Streaming Killed The Movie Star

By | Aidan Curtis

Staff Reporter

 

When Netflix became a worldwide streaming service in January 2016, many other streaming services such as Disney+, Hulu, and Paramount+ began to emerge. Companies have also been pushing for quantity over quality and dropping a ton of projects all at once while putting the bare minimum of work into it beforehand.

TV shows and movies have gotten to a real low point in today’s society.

Original ideas are rare today. You see movies like Wonka, Spider-Man No Way Home, and Mean Girls (2024) that are just sequels or prequels. And then there are movies and shows like Dune and Hawaii Five-O that are reboots.
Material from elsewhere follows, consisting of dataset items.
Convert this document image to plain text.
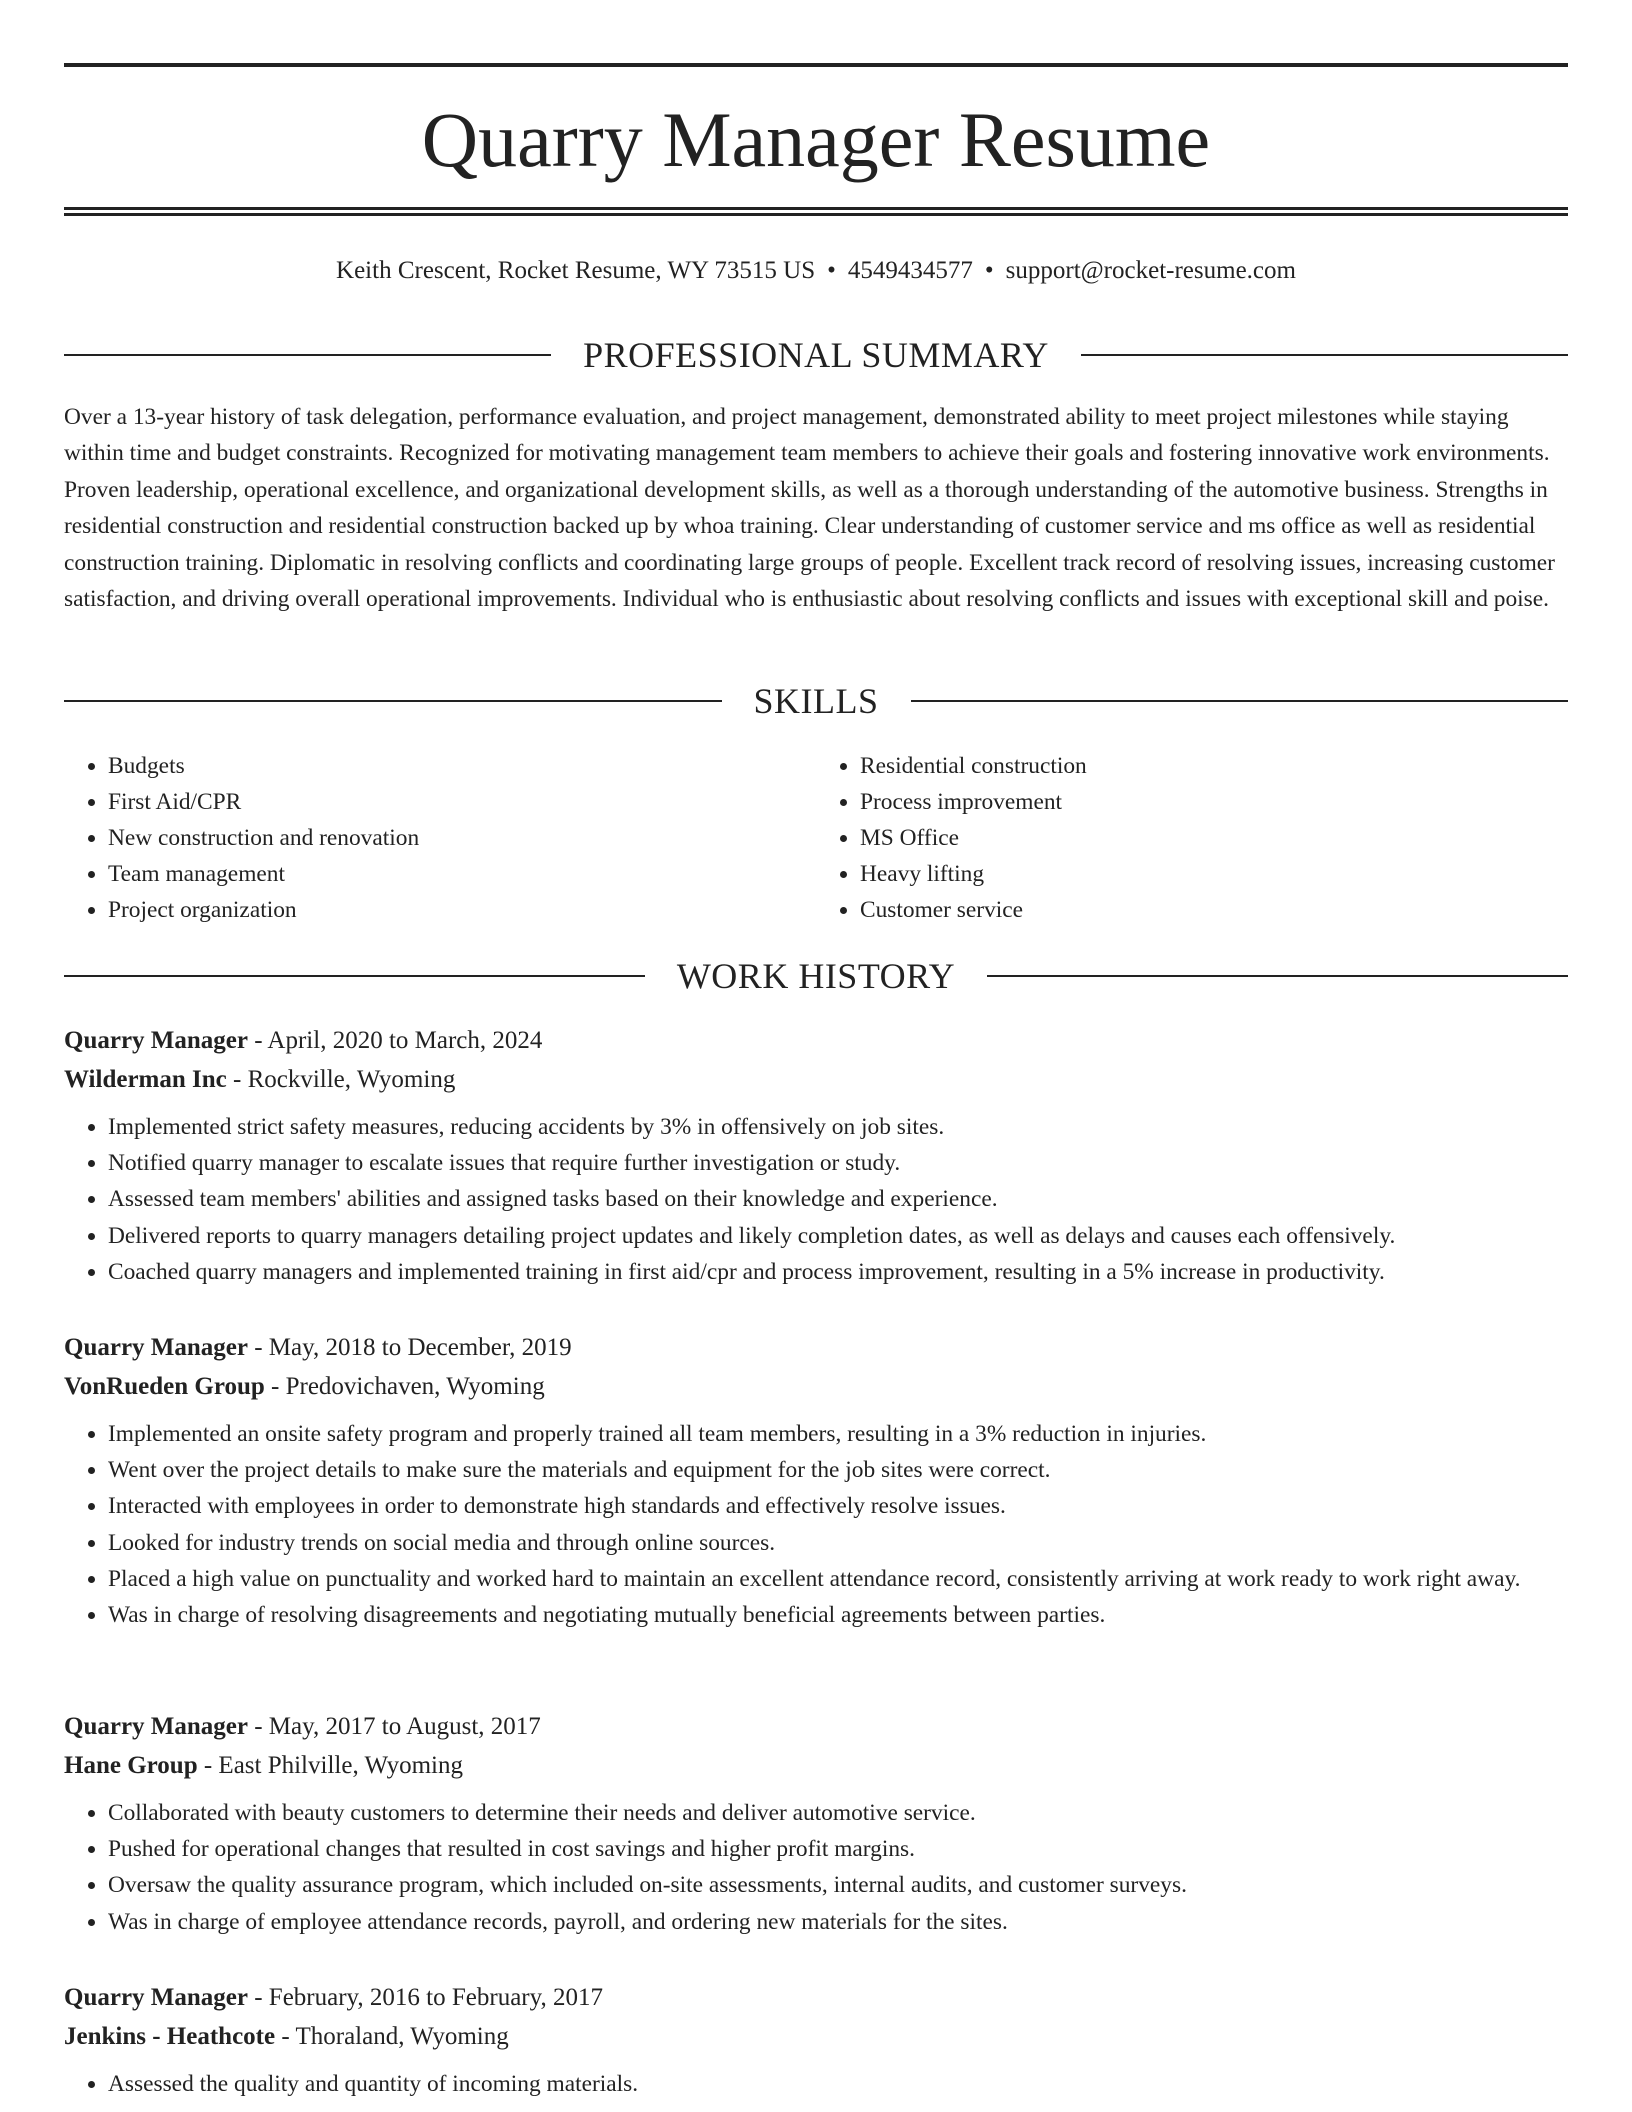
Quarry Manager Resume
Keith Crescent, Rocket Resume, WY 73515 US • 4549434577 • support@rocket-resume.com
PROFESSIONAL SUMMARY

Over a 13-year history of task delegation, performance evaluation, and project management, demonstrated ability to meet project milestones while staying within time and budget constraints. Recognized for motivating management team members to achieve their goals and fostering innovative work environments. Proven leadership, operational excellence, and organizational development skills, as well as a thorough understanding of the automotive business. Strengths in residential construction and residential construction backed up by whoa training. Clear understanding of customer service and ms office as well as residential construction training. Diplomatic in resolving conflicts and coordinating large groups of people. Excellent track record of resolving issues, increasing customer satisfaction, and driving overall operational improvements. Individual who is enthusiastic about resolving conflicts and issues with exceptional skill and poise.

SKILLS
• Budgets
• First Aid/CPR
• New construction and renovation
• Team management
• Project organization
• Residential construction
• Process improvement
• MS Office
• Heavy lifting
• Customer service
WORK HISTORY
Quarry Manager - April, 2020 to March, 2024
Wilderman Inc - Rockville, Wyoming
• Implemented strict safety measures, reducing accidents by 3% in offensively on job sites.
• Notified quarry manager to escalate issues that require further investigation or study.
• Assessed team members' abilities and assigned tasks based on their knowledge and experience.
• Delivered reports to quarry managers detailing project updates and likely completion dates, as well as delays and causes each offensively.
• Coached quarry managers and implemented training in first aid/cpr and process improvement, resulting in a 5% increase in productivity.
Quarry Manager - May, 2018 to December, 2019
VonRueden Group - Predovichaven, Wyoming
• Implemented an onsite safety program and properly trained all team members, resulting in a 3% reduction in injuries.
• Went over the project details to make sure the materials and equipment for the job sites were correct.
• Interacted with employees in order to demonstrate high standards and effectively resolve issues.
• Looked for industry trends on social media and through online sources.
• Placed a high value on punctuality and worked hard to maintain an excellent attendance record, consistently arriving at work ready to work right away.
• Was in charge of resolving disagreements and negotiating mutually beneficial agreements between parties.
Quarry Manager - May, 2017 to August, 2017
Hane Group - East Philville, Wyoming
• Collaborated with beauty customers to determine their needs and deliver automotive service.
• Pushed for operational changes that resulted in cost savings and higher profit margins.
• Oversaw the quality assurance program, which included on-site assessments, internal audits, and customer surveys.
• Was in charge of employee attendance records, payroll, and ordering new materials for the sites.
Quarry Manager - February, 2016 to February, 2017
Jenkins - Heathcote - Thoraland, Wyoming
• Assessed the quality and quantity of incoming materials.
And very rarely do you have original new movies or shows that have no relation to any other project like Everything Everywhere All at Once and Beef.

Cinematography in television and movies now is just lazy. When you take a look at well-created projects like Aftersun, La La Land, and Euphoria you’d expect other companies to look at those pieces of work and take notes, but with newer stuff, you never really see it and it comes to just basic camera work. Christopher Nolan had projects like The Dark Knight and Tenet that were shot so beautifully and were just amazing projects overall. Then he directed Oppenheimer and in my opinion, completely failed it camera-wise.
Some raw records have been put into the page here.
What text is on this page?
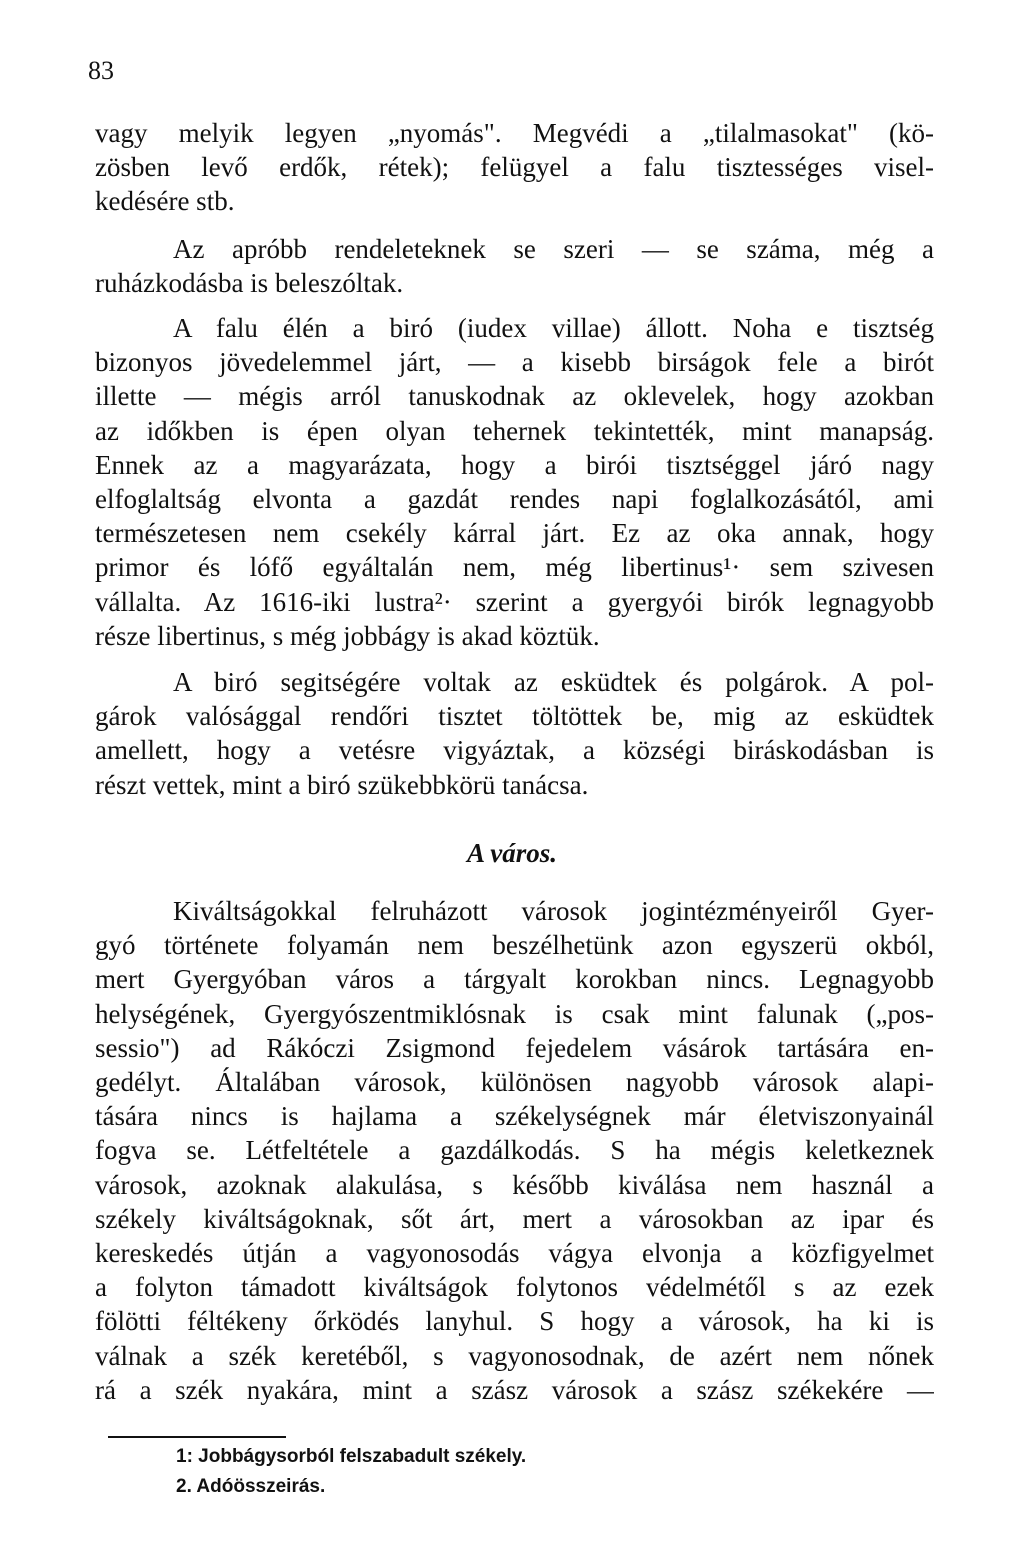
83
vagy melyik legyen „nyomás". Megvédi a „tilalmasokat" (kö-
zösben levő erdők, rétek); felügyel a falu tisztességes visel-
kedésére stb.
Az apróbb rendeleteknek se szeri — se száma, még a
ruházkodásba is beleszóltak.
A falu élén a biró (iudex villae) állott. Noha e tisztség
bizonyos jövedelemmel járt, — a kisebb birságok fele a birót
illette — mégis arról tanuskodnak az oklevelek, hogy azokban
az időkben is épen olyan tehernek tekintették, mint manapság.
Ennek az a magyarázata, hogy a birói tisztséggel járó nagy
elfoglaltság elvonta a gazdát rendes napi foglalkozásától, ami
természetesen nem csekély kárral járt. Ez az oka annak, hogy
primor és lófő egyáltalán nem, még libertinus¹· sem szivesen
vállalta. Az 1616-iki lustra²· szerint a gyergyói birók legnagyobb
része libertinus, s még jobbágy is akad köztük.
A biró segitségére voltak az esküdtek és polgárok. A pol-
gárok valósággal rendőri tisztet töltöttek be, mig az esküdtek
amellett, hogy a vetésre vigyáztak, a községi biráskodásban is
részt vettek, mint a biró szükebbkörü tanácsa.
A város.
Kiváltságokkal felruházott városok jogintézményeiről Gyer-
gyó története folyamán nem beszélhetünk azon egyszerü okból,
mert Gyergyóban város a tárgyalt korokban nincs. Legnagyobb
helységének, Gyergyószentmiklósnak is csak mint falunak („pos-
sessio") ad Rákóczi Zsigmond fejedelem vásárok tartására en-
gedélyt. Általában városok, különösen nagyobb városok alapi-
tására nincs is hajlama a székelységnek már életviszonyainál
fogva se. Létfeltétele a gazdálkodás. S ha mégis keletkeznek
városok, azoknak alakulása, s később kiválása nem használ a
székely kiváltságoknak, sőt árt, mert a városokban az ipar és
kereskedés útján a vagyonosodás vágya elvonja a közfigyelmet
a folyton támadott kiváltságok folytonos védelmétől s az ezek
fölötti féltékeny őrködés lanyhul. S hogy a városok, ha ki is
válnak a szék keretéből, s vagyonosodnak, de azért nem nőnek
rá a szék nyakára, mint a szász városok a szász székekére —
1: Jobbágysorból felszabadult székely.
2. Adóösszeirás.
Film and TV companies spend so much money on creating such high-budgeted projects and just hope they make it back. Examples of movies that did make it back would be Avengers: Endgame and Spider-Man: No Way Home, both making more than their budgets, and projects that did flop in the theaters like Eternals and The Marvels. While Eternals did not necessarily fail box office-wise, it did get massive amounts of hate thrown onto it due to directing choices.

I see why people could think differently or think that at least the streaming services have stuff on it to watch, so be grateful, but I disagree with that completely. If you own a streaming service, the least you could do is make well-done movies to put onto it and not push for bad projects and instead push for greatness. It seems as if everyone has gotten so lazy now and they just let everyone else do the work for them, and that ends up being a very bad decision.

In the future, I think companies should really just be focusing on quality over quantity, keep projects coming but slow it down because going so fast leads to where we are now with all of these strange screwed-up projects. If they all focus on that, everyone would be so much happier with everything that drops, give everything a little more time to simmer and more time to make plots so much stronger.